Ten Meets Gerrit Jacob, the CSM Graduate Exploring the Wonders of Bleak Suburbia

“Dodgy.” A description more fitting for the house facing yours whose residents never open the blinds rather than depicting visual cues of a young designer. While most wouldn’t be too thrilled with that connotation, it was that exact label given to him by tutor Julie Verhoeven that made Central Saint Martins graduate Gerrit Jacob understand his own outlook.

Jacob’s graduate collection kick-started the CSM MA catwalk, held at London Fashion week this past February. It was a brazen show opener, with a mob of reference points that bulldozed into one another, appearing thoroughly refined and within one cohesive vision on the catwalk. “The central themes [to my work] are always an exploration based around class-based tastes and identities as well as themes of bleak suburbia and youth.” he explains to us.

Hailing from Hamburg, Jacob has been enrolled at Uni since 2011, studying womenswear right up until the halfway mark of his MA degree. “To me the relationship between myself and the male body is obviously a much more intimate one,” he says. “I think that any proposition between me and that body feels a lot more genuine and, quite frankly, stronger. I probably always made clothes that belonged on men, whether I knew it at the time or not.”

Underwritten with teenage angst, Jacob’s graduate collection toys with hormonal aggression without the sense of appearing overtly virile. A stiff vinyl coat with billowing sleeves and a sturdy collar is spliced straight down the spine, quickly followed by a Transformers-like shirt that swallows the model’s slender frame. The look is worn with cargo trousers constructed out of yellow raincoat fabric, complimented with a flocked “soft boy key chain” and fingerless satin gloves which look part Dennis the Menace, part Avril Lavigne back when she was lusting over skater boys.

Each look on its own appears as bullish with a twinge of camp. A jangled, cropped shirt and clip-on tie, is constructed from a concoction of scraggy old jumpers, chopped and dyed a washed-out mint hue, commands a second look. As does the “corset thermal” long sleeve shirt with bra cups reinterpreted as elbow pads, worn with slim fit salmon pink trousers and velvet boxing boots created in partnership with Roker.

“Whenever there was something I wanted to do that I wasn’t the best at, whether it’s printing, airbrushing or knitting, I work with someone who I think is amazing at it,” Jacob shares. “I think sometimes there is the quite toxic notion of the ‘designer who does it all’, the all-encompassing genius that stitches, cuts, drapes and can teach themselves anything. I have heavy hands and no motor skills, plus I really enjoy the process of working with friends.”
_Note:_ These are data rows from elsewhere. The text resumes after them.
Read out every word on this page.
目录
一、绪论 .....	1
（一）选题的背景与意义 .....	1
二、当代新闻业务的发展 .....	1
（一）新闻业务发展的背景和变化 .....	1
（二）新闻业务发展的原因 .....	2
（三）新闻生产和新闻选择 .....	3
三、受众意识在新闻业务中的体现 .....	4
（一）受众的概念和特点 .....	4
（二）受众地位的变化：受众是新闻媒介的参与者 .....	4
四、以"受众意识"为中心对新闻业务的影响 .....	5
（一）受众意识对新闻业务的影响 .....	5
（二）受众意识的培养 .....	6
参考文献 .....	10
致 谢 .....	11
The collection also draws from the airbrushed graphics that plaster the pop-up summer fairs, that as a child, you aimlessly longed for all year round for. The one in particular that stuck with Jacob was Dom in Hamburg, where his dad would take him as a treat – “the final look was actually airbrushed by a funfair artist,” he explains. That’s a fitting base then, as Jacob’s work feels like the equivalent of a one too many rides on the waltzes – once you get off, not everything makes sense at a first glance, yet still, it isn’t half fun. Jacob’s vision for his emerging brand is multi-layered and a tad all over the place, but that’s the appeal. From earrings that look like pig tags, to teddy-bear mohair polo’s and wide-legged jeans emblazoned with menacing skulls – the Gerrit Jacob man is yet to find his style tribe, borrowing bits and bobs from whatever he deems cool enough.

Such skull motifs along with cartoon tigers that appeared on bandanas, sketched by fellow CSM student Pierre-Louis Auvray, were immortalised in the world’s first mixed reality catwalk in partnership with Three. “To me the visual context and the surroundings of the boys in the clothes are always very very important so to have the opportunity to have that become three-dimensional was really quite extraordinary,” Jacobs explains. “Doing the mixed reality runway took a lot of planning & preparation so while I very much enjoyed that process I felt that after this high-budget super-produced show it made sense to go in an entirely opposite direction.”

Shot by Aidan Zamiri, Jacob’s collection has now been webbified in an eBay inspired look book with captions reading Chunky Retro Granny Style, Cool Trendy XXL Tokyo Sci-fi Shirt and Dirty Poor Couture. “It was a lot about putting the clothes back to where they came from and where they would exist if they were to exist in peoples lives,” he says. “Half of my research came from eBay so it only felt natural to put the collection back into that context.”

When it comes to graduate collections, there’s a tendency to aim to raise as many eyebrows as possible – and not for all the right reasons. Jacob’s vision so far is a distinct one, unique to him. His work is off-the-cut. Witty yet threaded with a strong sense of nostalgia – like the 5D skulls that flew above his MA collection, Gerrit Jacob is set to soar.